Wisely did he take advantage of mixing in this society to improve his knowledge of men and things, and to satisfy that craving for enlightenment which he felt equally when rambling in the fields, standing at his easel, or sitting as a timid listener in the splendid saloons of Signor Marini.
This pleasant life lasted for a year; Marini was his Mecænas; orders for paintings flowed in on him; and when, in 1625, his patron went to Rome to visit Pope Urban VIII., Poussin would have accompanied him, but for an honourable dread of breaking some engagements which he had made. Amongst others, he had to finish a large piece representing the Death of the Virgin, undertaken for the guild of goldsmiths, who presented every year a picture to Notre-Dame.

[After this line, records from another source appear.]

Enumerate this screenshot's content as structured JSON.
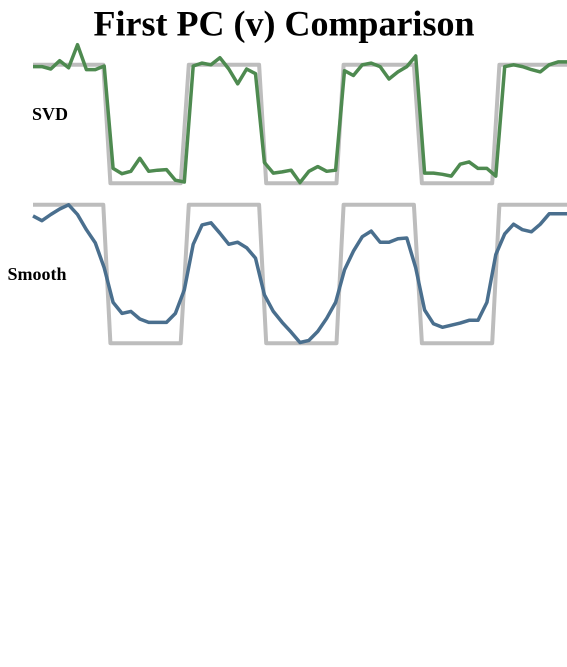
{
  "title": "First PC (v) Comparison",
  "chart_data": [
    {
      "type": "line",
      "label": "SVD",
      "xlim": [
        0,
        60
      ],
      "ylim": [
        -1.2,
        1.2
      ],
      "series": [
        {
          "color": "#bdbdbd",
          "x": [
            0,
            7.9,
            8.7,
            16.6,
            17.5,
            25.4,
            26.2,
            34.1,
            34.9,
            42.8,
            43.7,
            51.6,
            52.4,
            60
          ],
          "values": [
            1,
            1,
            -1,
            -1,
            1,
            1,
            -1,
            -1,
            1,
            1,
            -1,
            -1,
            1,
            1
          ]
        },
        {
          "color": "#4e8a50",
          "x": [
            0,
            1,
            2,
            3,
            4,
            5,
            6,
            7,
            8,
            9,
            10,
            11,
            12,
            13,
            14,
            15,
            16,
            17,
            18,
            19,
            20,
            21,
            22,
            23,
            24,
            25,
            26,
            27,
            28,
            29,
            30,
            31,
            32,
            33,
            34,
            35,
            36,
            37,
            38,
            39,
            40,
            41,
            42,
            43,
            44,
            45,
            46,
            47,
            48,
            49,
            50,
            51,
            52,
            53,
            54,
            55,
            56,
            57,
            58,
            59,
            60
          ],
          "values": [
            0.97,
            0.97,
            0.93,
            1.07,
            0.95,
            1.34,
            0.92,
            0.92,
            0.98,
            -0.75,
            -0.84,
            -0.8,
            -0.58,
            -0.8,
            -0.78,
            -0.77,
            -0.95,
            -0.98,
            0.98,
            1.03,
            1.0,
            1.12,
            0.93,
            0.68,
            0.93,
            0.85,
            -0.65,
            -0.83,
            -0.81,
            -0.78,
            -0.99,
            -0.8,
            -0.72,
            -0.8,
            -0.78,
            0.9,
            0.82,
            1.0,
            1.03,
            0.97,
            0.76,
            0.88,
            0.97,
            1.15,
            -0.83,
            -0.83,
            -0.85,
            -0.88,
            -0.68,
            -0.64,
            -0.75,
            -0.75,
            -0.88,
            0.97,
            1.0,
            0.97,
            0.92,
            0.88,
            1.0,
            1.05,
            1.05
          ]
        }
      ]
    },
    {
      "type": "line",
      "label": "Smooth",
      "xlim": [
        0,
        60
      ],
      "ylim": [
        -1.2,
        1.2
      ],
      "series": [
        {
          "color": "#bdbdbd",
          "x": [
            0,
            7.9,
            8.7,
            16.6,
            17.5,
            25.4,
            26.2,
            34.1,
            34.9,
            42.8,
            43.7,
            51.6,
            52.4,
            60
          ],
          "values": [
            1,
            1,
            -1,
            -1,
            1,
            1,
            -1,
            -1,
            1,
            1,
            -1,
            -1,
            1,
            1
          ]
        },
        {
          "color": "#4a6f8e",
          "x": [
            0,
            1,
            2,
            3,
            4,
            5,
            6,
            7,
            8,
            9,
            10,
            11,
            12,
            13,
            14,
            15,
            16,
            17,
            18,
            19,
            20,
            21,
            22,
            23,
            24,
            25,
            26,
            27,
            28,
            29,
            30,
            31,
            32,
            33,
            34,
            35,
            36,
            37,
            38,
            39,
            40,
            41,
            42,
            43,
            44,
            45,
            46,
            47,
            48,
            49,
            50,
            51,
            52,
            53,
            54,
            55,
            56,
            57,
            58,
            59,
            60
          ],
          "values": [
            0.84,
            0.77,
            0.86,
            0.94,
            1.0,
            0.86,
            0.64,
            0.45,
            0.09,
            -0.41,
            -0.57,
            -0.54,
            -0.65,
            -0.7,
            -0.7,
            -0.7,
            -0.57,
            -0.23,
            0.43,
            0.71,
            0.74,
            0.59,
            0.43,
            0.46,
            0.38,
            0.23,
            -0.3,
            -0.54,
            -0.7,
            -0.84,
            -0.99,
            -0.96,
            -0.83,
            -0.64,
            -0.41,
            0.06,
            0.33,
            0.54,
            0.62,
            0.46,
            0.46,
            0.51,
            0.52,
            0.09,
            -0.52,
            -0.72,
            -0.77,
            -0.74,
            -0.71,
            -0.67,
            -0.67,
            -0.41,
            0.28,
            0.58,
            0.72,
            0.64,
            0.61,
            0.72,
            0.87,
            0.87,
            0.87
          ]
        }
      ]
    }
  ]
}
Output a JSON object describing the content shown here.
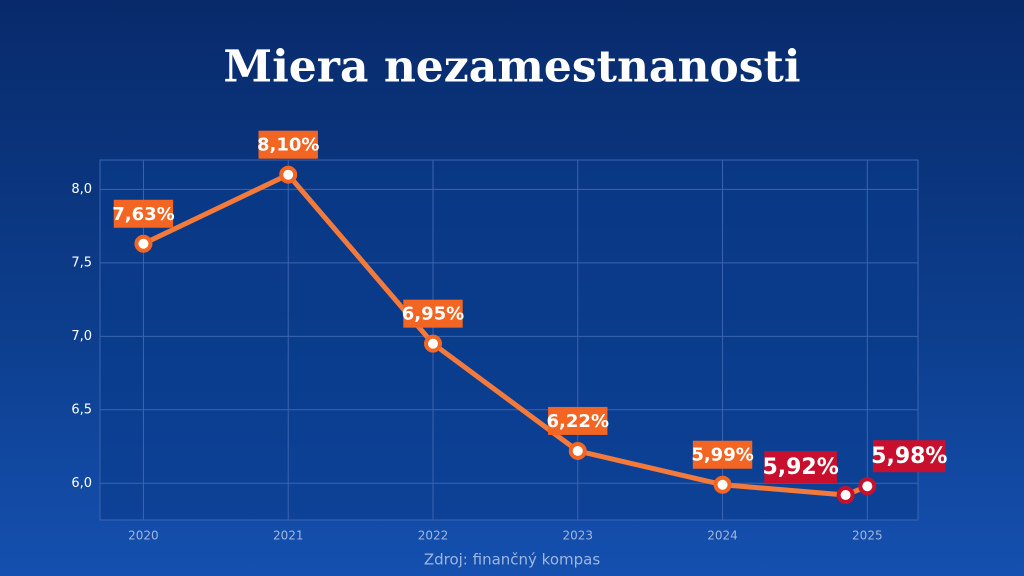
{
  "chart_data": {
    "type": "line",
    "title": "Miera nezamestnanosti",
    "source": "Zdroj: finančný kompas",
    "x": [
      2020,
      2021,
      2022,
      2023,
      2024,
      2024.85,
      2025
    ],
    "series": [
      {
        "color": "#f47a3c",
        "values": [
          7.63,
          8.1,
          6.95,
          6.22,
          5.99,
          5.92,
          5.98
        ],
        "value_labels": [
          "7,63%",
          "8,10%",
          "6,95%",
          "6,22%",
          "5,99%",
          "5,92%",
          "5,98%"
        ],
        "point_colors": [
          "#f26522",
          "#f26522",
          "#f26522",
          "#f26522",
          "#f26522",
          "#c8102e",
          "#c8102e"
        ]
      }
    ],
    "xlim": [
      2019.7,
      2025.35
    ],
    "xticks": [
      2020,
      2021,
      2022,
      2023,
      2024,
      2025
    ],
    "ylim": [
      5.75,
      8.2
    ],
    "yticks": [
      {
        "value": 6.0,
        "label": "6,0"
      },
      {
        "value": 6.5,
        "label": "6,5"
      },
      {
        "value": 7.0,
        "label": "7,0"
      },
      {
        "value": 7.5,
        "label": "7,5"
      },
      {
        "value": 8.0,
        "label": "8,0"
      }
    ],
    "grid": true
  }
}
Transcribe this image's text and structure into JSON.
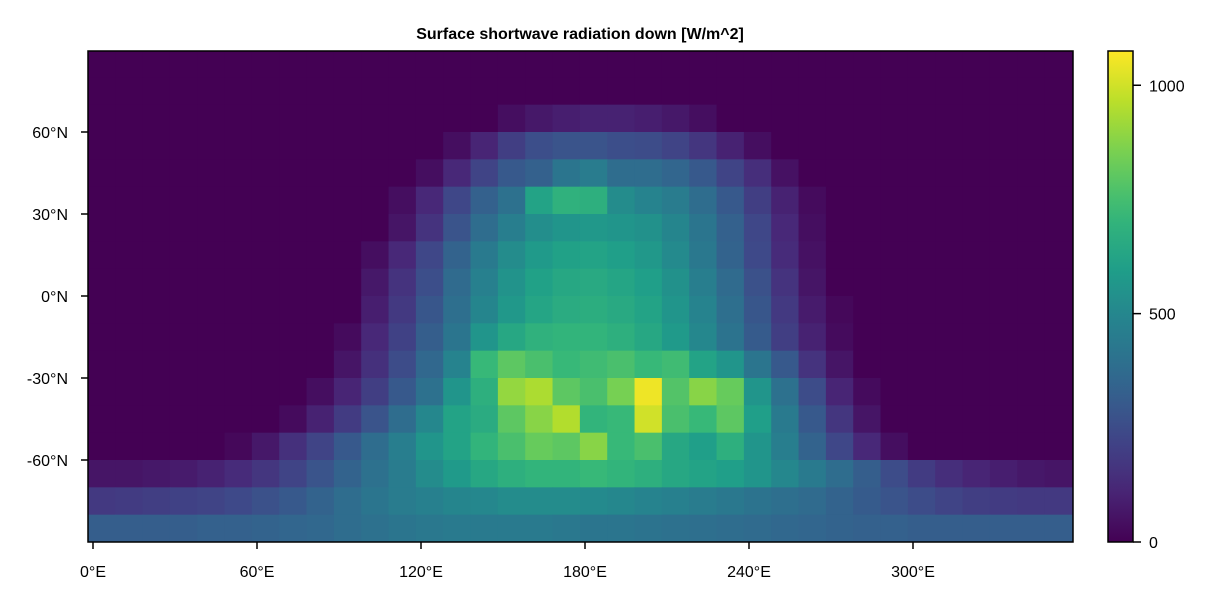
{
  "chart_data": {
    "type": "heatmap",
    "title": "Surface shortwave radiation down [W/m^2]",
    "xlabel": "",
    "ylabel": "",
    "x_ticks": [
      {
        "value": 0,
        "label": "0°E"
      },
      {
        "value": 60,
        "label": "60°E"
      },
      {
        "value": 120,
        "label": "120°E"
      },
      {
        "value": 180,
        "label": "180°E"
      },
      {
        "value": 240,
        "label": "240°E"
      },
      {
        "value": 300,
        "label": "300°E"
      }
    ],
    "y_ticks": [
      {
        "value": 60,
        "label": "60°N"
      },
      {
        "value": 30,
        "label": "30°N"
      },
      {
        "value": 0,
        "label": "0°N"
      },
      {
        "value": -30,
        "label": "-30°N"
      },
      {
        "value": -60,
        "label": "-60°N"
      }
    ],
    "xlim": [
      -1.875,
      358.125
    ],
    "ylim": [
      -90,
      90
    ],
    "lon_start": -1.875,
    "lon_step": 10,
    "lat_centers": [
      85,
      75,
      65,
      55,
      45,
      35,
      25,
      15,
      5,
      -5,
      -15,
      -25,
      -35,
      -45,
      -55,
      -65,
      -75,
      -85
    ],
    "colormap": "viridis",
    "colorbar": {
      "range": [
        0,
        1075
      ],
      "ticks": [
        {
          "value": 0,
          "label": "0"
        },
        {
          "value": 500,
          "label": "500"
        },
        {
          "value": 1000,
          "label": "1000"
        }
      ]
    },
    "values": [
      [
        0,
        0,
        0,
        0,
        0,
        0,
        0,
        0,
        0,
        0,
        0,
        0,
        0,
        0,
        0,
        0,
        0,
        0,
        0,
        0,
        0,
        0,
        0,
        0,
        0,
        0,
        0,
        0,
        0,
        0,
        0,
        0,
        0,
        0,
        0,
        0
      ],
      [
        0,
        0,
        0,
        0,
        0,
        0,
        0,
        0,
        0,
        0,
        0,
        0,
        0,
        0,
        0,
        0,
        0,
        0,
        0,
        0,
        0,
        0,
        0,
        0,
        0,
        0,
        0,
        0,
        0,
        0,
        0,
        0,
        0,
        0,
        0,
        0
      ],
      [
        0,
        0,
        0,
        0,
        0,
        0,
        0,
        0,
        0,
        0,
        0,
        0,
        0,
        0,
        0,
        40,
        70,
        90,
        100,
        100,
        90,
        70,
        40,
        0,
        0,
        0,
        0,
        0,
        0,
        0,
        0,
        0,
        0,
        0,
        0,
        0
      ],
      [
        0,
        0,
        0,
        0,
        0,
        0,
        0,
        0,
        0,
        0,
        0,
        0,
        0,
        40,
        110,
        200,
        260,
        280,
        280,
        260,
        250,
        220,
        170,
        100,
        40,
        0,
        0,
        0,
        0,
        0,
        0,
        0,
        0,
        0,
        0,
        0
      ],
      [
        0,
        0,
        0,
        0,
        0,
        0,
        0,
        0,
        0,
        0,
        0,
        0,
        40,
        120,
        220,
        300,
        330,
        420,
        450,
        380,
        380,
        350,
        300,
        220,
        140,
        50,
        0,
        0,
        0,
        0,
        0,
        0,
        0,
        0,
        0,
        0
      ],
      [
        0,
        0,
        0,
        0,
        0,
        0,
        0,
        0,
        0,
        0,
        0,
        40,
        120,
        230,
        330,
        400,
        620,
        690,
        680,
        520,
        480,
        450,
        380,
        300,
        200,
        100,
        30,
        0,
        0,
        0,
        0,
        0,
        0,
        0,
        0,
        0
      ],
      [
        0,
        0,
        0,
        0,
        0,
        0,
        0,
        0,
        0,
        0,
        0,
        60,
        160,
        280,
        380,
        460,
        530,
        560,
        570,
        560,
        540,
        490,
        420,
        330,
        230,
        120,
        40,
        0,
        0,
        0,
        0,
        0,
        0,
        0,
        0,
        0
      ],
      [
        0,
        0,
        0,
        0,
        0,
        0,
        0,
        0,
        0,
        0,
        40,
        120,
        230,
        340,
        440,
        520,
        580,
        610,
        620,
        600,
        570,
        510,
        430,
        340,
        240,
        130,
        50,
        0,
        0,
        0,
        0,
        0,
        0,
        0,
        0,
        0
      ],
      [
        0,
        0,
        0,
        0,
        0,
        0,
        0,
        0,
        0,
        0,
        70,
        160,
        260,
        370,
        470,
        550,
        610,
        640,
        650,
        630,
        600,
        540,
        460,
        370,
        270,
        160,
        60,
        0,
        0,
        0,
        0,
        0,
        0,
        0,
        0,
        0
      ],
      [
        0,
        0,
        0,
        0,
        0,
        0,
        0,
        0,
        0,
        0,
        90,
        180,
        290,
        390,
        490,
        570,
        630,
        660,
        670,
        650,
        620,
        560,
        480,
        390,
        290,
        180,
        80,
        20,
        0,
        0,
        0,
        0,
        0,
        0,
        0,
        0
      ],
      [
        0,
        0,
        0,
        0,
        0,
        0,
        0,
        0,
        0,
        30,
        120,
        210,
        320,
        420,
        560,
        640,
        690,
        700,
        700,
        680,
        640,
        580,
        500,
        410,
        310,
        200,
        100,
        30,
        0,
        0,
        0,
        0,
        0,
        0,
        0,
        0
      ],
      [
        0,
        0,
        0,
        0,
        0,
        0,
        0,
        0,
        0,
        60,
        150,
        250,
        360,
        480,
        720,
        800,
        760,
        720,
        740,
        760,
        720,
        740,
        620,
        560,
        420,
        300,
        160,
        60,
        0,
        0,
        0,
        0,
        0,
        0,
        0,
        0
      ],
      [
        0,
        0,
        0,
        0,
        0,
        0,
        0,
        0,
        40,
        110,
        200,
        300,
        400,
        560,
        680,
        900,
        940,
        800,
        760,
        850,
        1050,
        780,
        880,
        820,
        560,
        400,
        250,
        110,
        30,
        0,
        0,
        0,
        0,
        0,
        0,
        0
      ],
      [
        0,
        0,
        0,
        0,
        0,
        0,
        0,
        30,
        100,
        190,
        280,
        380,
        500,
        620,
        660,
        800,
        880,
        950,
        700,
        720,
        1000,
        760,
        720,
        800,
        600,
        440,
        300,
        170,
        60,
        0,
        0,
        0,
        0,
        0,
        0,
        0
      ],
      [
        0,
        0,
        0,
        0,
        0,
        20,
        70,
        150,
        220,
        300,
        380,
        460,
        560,
        620,
        700,
        760,
        820,
        800,
        880,
        720,
        760,
        640,
        600,
        680,
        560,
        460,
        340,
        230,
        120,
        40,
        0,
        0,
        0,
        0,
        0,
        0
      ],
      [
        60,
        60,
        70,
        80,
        100,
        130,
        170,
        220,
        280,
        340,
        400,
        450,
        520,
        580,
        640,
        680,
        700,
        700,
        720,
        700,
        680,
        640,
        620,
        600,
        560,
        500,
        440,
        380,
        320,
        250,
        190,
        140,
        110,
        90,
        70,
        60
      ],
      [
        180,
        190,
        200,
        210,
        220,
        240,
        270,
        300,
        340,
        380,
        420,
        450,
        470,
        490,
        500,
        520,
        520,
        520,
        510,
        500,
        480,
        470,
        450,
        430,
        410,
        390,
        370,
        340,
        310,
        280,
        250,
        220,
        200,
        190,
        180,
        180
      ],
      [
        320,
        320,
        320,
        320,
        330,
        330,
        340,
        350,
        360,
        380,
        400,
        420,
        430,
        440,
        440,
        440,
        440,
        430,
        420,
        420,
        410,
        400,
        390,
        380,
        370,
        360,
        350,
        340,
        330,
        330,
        320,
        320,
        320,
        320,
        320,
        320
      ]
    ]
  }
}
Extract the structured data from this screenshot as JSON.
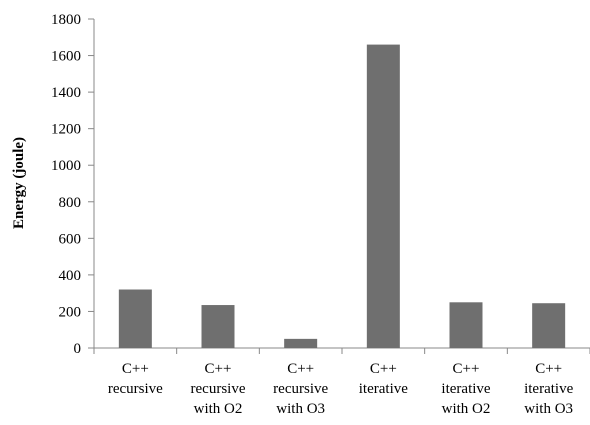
{
  "chart_data": {
    "type": "bar",
    "title": "",
    "xlabel": "",
    "ylabel": "Energy (joule)",
    "ylim": [
      0,
      1800
    ],
    "yticks": [
      0,
      200,
      400,
      600,
      800,
      1000,
      1200,
      1400,
      1600,
      1800
    ],
    "grid": false,
    "legend": "none",
    "categories": [
      [
        "C++",
        "recursive"
      ],
      [
        "C++",
        "recursive",
        "with O2"
      ],
      [
        "C++",
        "recursive",
        "with O3"
      ],
      [
        "C++",
        "iterative"
      ],
      [
        "C++",
        "iterative",
        "with O2"
      ],
      [
        "C++",
        "iterative",
        "with O3"
      ]
    ],
    "values": [
      320,
      235,
      50,
      1660,
      250,
      245
    ],
    "bar_color": "#6f6f6f",
    "axis_color": "#888888"
  }
}
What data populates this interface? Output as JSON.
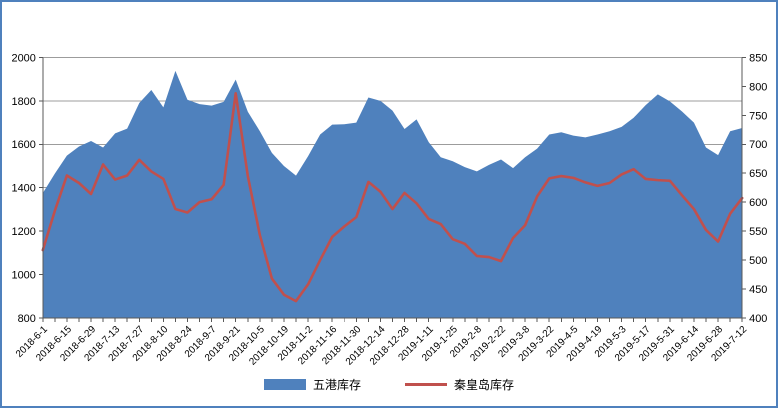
{
  "frame": {
    "border_color": "#4f81bd",
    "background": "#ffffff"
  },
  "chart_data": {
    "type": "area",
    "title": "",
    "xlabel": "",
    "ylabel_left": "",
    "ylabel_right": "",
    "grid": "horizontal",
    "legend_position": "bottom",
    "gridline_color": "#9c9c9c",
    "axis_line_color": "#595959",
    "left_axis": {
      "min": 800,
      "max": 2000,
      "step": 200,
      "tick_labels": [
        "800",
        "1000",
        "1200",
        "1400",
        "1600",
        "1800",
        "2000"
      ]
    },
    "right_axis": {
      "min": 400,
      "max": 850,
      "step": 50,
      "tick_labels": [
        "400",
        "450",
        "500",
        "550",
        "600",
        "650",
        "700",
        "750",
        "800",
        "850"
      ]
    },
    "x_tick_labels": [
      "2018-6-1",
      "2018-6-15",
      "2018-6-29",
      "2018-7-13",
      "2018-7-27",
      "2018-8-10",
      "2018-8-24",
      "2018-9-7",
      "2018-9-21",
      "2018-10-5",
      "2018-10-19",
      "2018-11-2",
      "2018-11-16",
      "2018-11-30",
      "2018-12-14",
      "2018-12-28",
      "2019-1-11",
      "2019-1-25",
      "2019-2-8",
      "2019-2-22",
      "2019-3-8",
      "2019-3-22",
      "2019-4-5",
      "2019-4-19",
      "2019-5-3",
      "2019-5-17",
      "2019-5-31",
      "2019-6-14",
      "2019-6-28",
      "2019-7-12"
    ],
    "x_resolution": "weekly (two points per labeled tick)",
    "series": [
      {
        "name": "五港库存",
        "type": "area",
        "axis": "left",
        "color": "#4f81bd",
        "values": [
          1375,
          1465,
          1548,
          1590,
          1615,
          1585,
          1650,
          1672,
          1790,
          1850,
          1770,
          1938,
          1805,
          1785,
          1778,
          1795,
          1898,
          1750,
          1660,
          1560,
          1500,
          1455,
          1545,
          1645,
          1690,
          1692,
          1700,
          1815,
          1800,
          1755,
          1670,
          1715,
          1610,
          1540,
          1522,
          1495,
          1475,
          1505,
          1530,
          1490,
          1540,
          1580,
          1645,
          1655,
          1640,
          1632,
          1645,
          1660,
          1680,
          1722,
          1780,
          1830,
          1798,
          1752,
          1700,
          1585,
          1550,
          1660,
          1675
        ]
      },
      {
        "name": "秦皇岛库存",
        "type": "line",
        "axis": "right",
        "color": "#c0504d",
        "values": [
          517,
          585,
          646,
          633,
          614,
          665,
          639,
          646,
          673,
          653,
          640,
          588,
          582,
          600,
          605,
          630,
          788,
          645,
          543,
          468,
          440,
          429,
          458,
          500,
          540,
          558,
          574,
          635,
          618,
          588,
          616,
          598,
          571,
          562,
          536,
          528,
          507,
          505,
          498,
          538,
          560,
          610,
          641,
          645,
          642,
          634,
          628,
          633,
          648,
          657,
          640,
          638,
          637,
          612,
          588,
          552,
          532,
          580,
          607
        ]
      }
    ]
  }
}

Marini tried in vain to shake his resolution. Nicholas Poussin had pledged his word, and nothing could make him break it—not even the advantage of accomplishing, in the company and at the expense of the generous Italian, that journey to Rome which had always formed his most cherished day-dream. The following year, Poussin went to Rome, and, to his great sorrow, found his kind patron suffering from a malady which speedily terminated his life. Thus was the painter once more thrown on his own resources in a city where he was a stranger; but his was not a nature to be discouraged by adversity. There was something grand in the serenity with which he spent days in examining the wondrous statues of the olden time, while a cheerless attic was his lodging, and his dinner depended on the generosity of a printseller for whom he worked occasionally, and who was not always in the humour to advance money.